Although we Millennials have less cash than our parents had at their age, we tend to spend more on experiences rather than goods.
This includes things like clubbing, skydiving, destination birthdays, you know. We’d rather not miss out on an experience even if it drains us financially.
However, there are a few things Millennials just really hate to spend money on. Whether it feels like a waste of money or just doesn’t make sense, here are the top five things Millennials just can’t put their dollars towards. But, maybe we should start!
Investing in an IRA or 401(k) can feel like the last thing on a Millennial’s mind. When you have massive student debt and a rent payment, how on earth are you supposed to put money towards the future?
However, investing in retirement is something that Millennials should ideally start doing by the time they’re 25. Putting away even a small percent of your money can help majorly. While many of us aren’t able to put away the 10-15% of recommended income towards retirement or savings every year, even 5% makes a difference.
Getting set up with an IRA is easier than you think. Start investing to save and stop blowing your retirement income!
2. Health Insurance
It can feel like you’re just too young and lucky to get sick. Forgoing health insurance—especially after going off your parents’ insurance at 26—is a huge mistake that many Millennials make.

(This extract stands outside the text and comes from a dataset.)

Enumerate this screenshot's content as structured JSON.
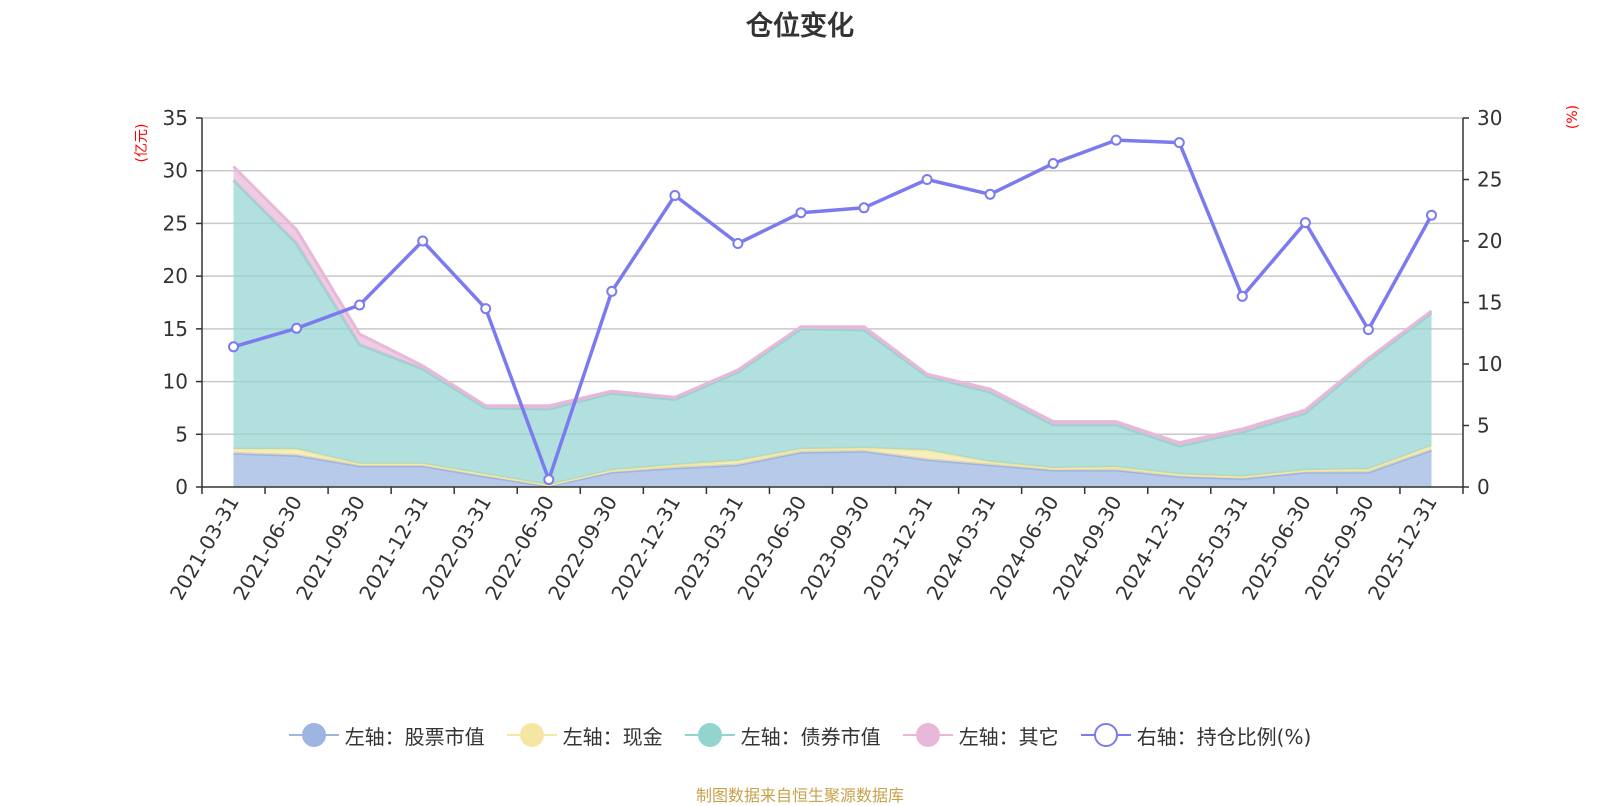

Whether or not you have any chronic health conditions, accidents happen. Relying on someone else to pay your medical bills in the event that you get sick or need to be hospitalized is just irresponsible. It’s not that hard to educate yourself about marketplace insurance and sign up for some coverage.
Health insurance is more affordable than you think, especially when you consider the high cost of medical bills. Millennials feel like the premium just isn’t worth it—trust me, it’ll pay for itself when you need it.
3. Cheap Beer
This one is interesting. Millennials tend to be pickier than older adults when it comes to craft beers rather than going for cheaper, domestic options.
Yes, that’s right. Nearly 45% of Millennials just think that craft beer tastes better. When given a choice, they’ll generally choose indie beers rather than brands like Coors or Miller even though they’re more expensive.
Spending money on cheap beer does feel like a waste and doesn’t make sense. When it comes to cutting corners, this is one expense that maybe is worth it for selective Millennials and their cash!
Although the vast majority of Millennials plan on owning a home one day, data shows that Millennials are just not buying houses like they used to.
The majority of Millennials rent, but this is less about them enjoying the rental market than it is about Millennials just not having the funds to purchase a home. Since a home down payment is typically 20% of the home’s purchase price (unless you want to pay Private Mortgage Insurance), this is a hefty sum.
Millennials just don’t have this kind of cash.
In fact, Millennials are much less interested in buying a home or even buying a car than they used to be. With less access to funds and a more transportable lifestyle, Millennials will be renting for way longer than their parents did.
Is this a good thing? You tell me. Each has its pros and cons, and Millennials are smarter to not buy houses unless they’re financially able to do so.
5. Costco Memberships
Buying in bulk just doesn’t make sense for Millennials who have small apartments and a live-in-the-moment, urban lifestyle.
However, buying in bulk often can save Millennials some major cash.
Millennials are shying away from Costco memberships on account of their cost and also the logic of it—where will I put that giant pack of toilet paper? Why would I spend $200 on a 6-month supply of meat when I could buy a $5 hamburger today?
Buying in bulk makes sense, yes—but for Millennials, they’d rather not spend their money on what they see as a waste.
Millennials don’t always see their purchases as extravagant or wasteful. Buying a tasty craft beer is surely better than downing a Bud Light on Friday night. Investing in retirement? Isn’t that 50 years away? Getting a Costco membership when you don’t have a home or a car just seems silly.
But health insurance? You should definitely have that. Be wise with your funds!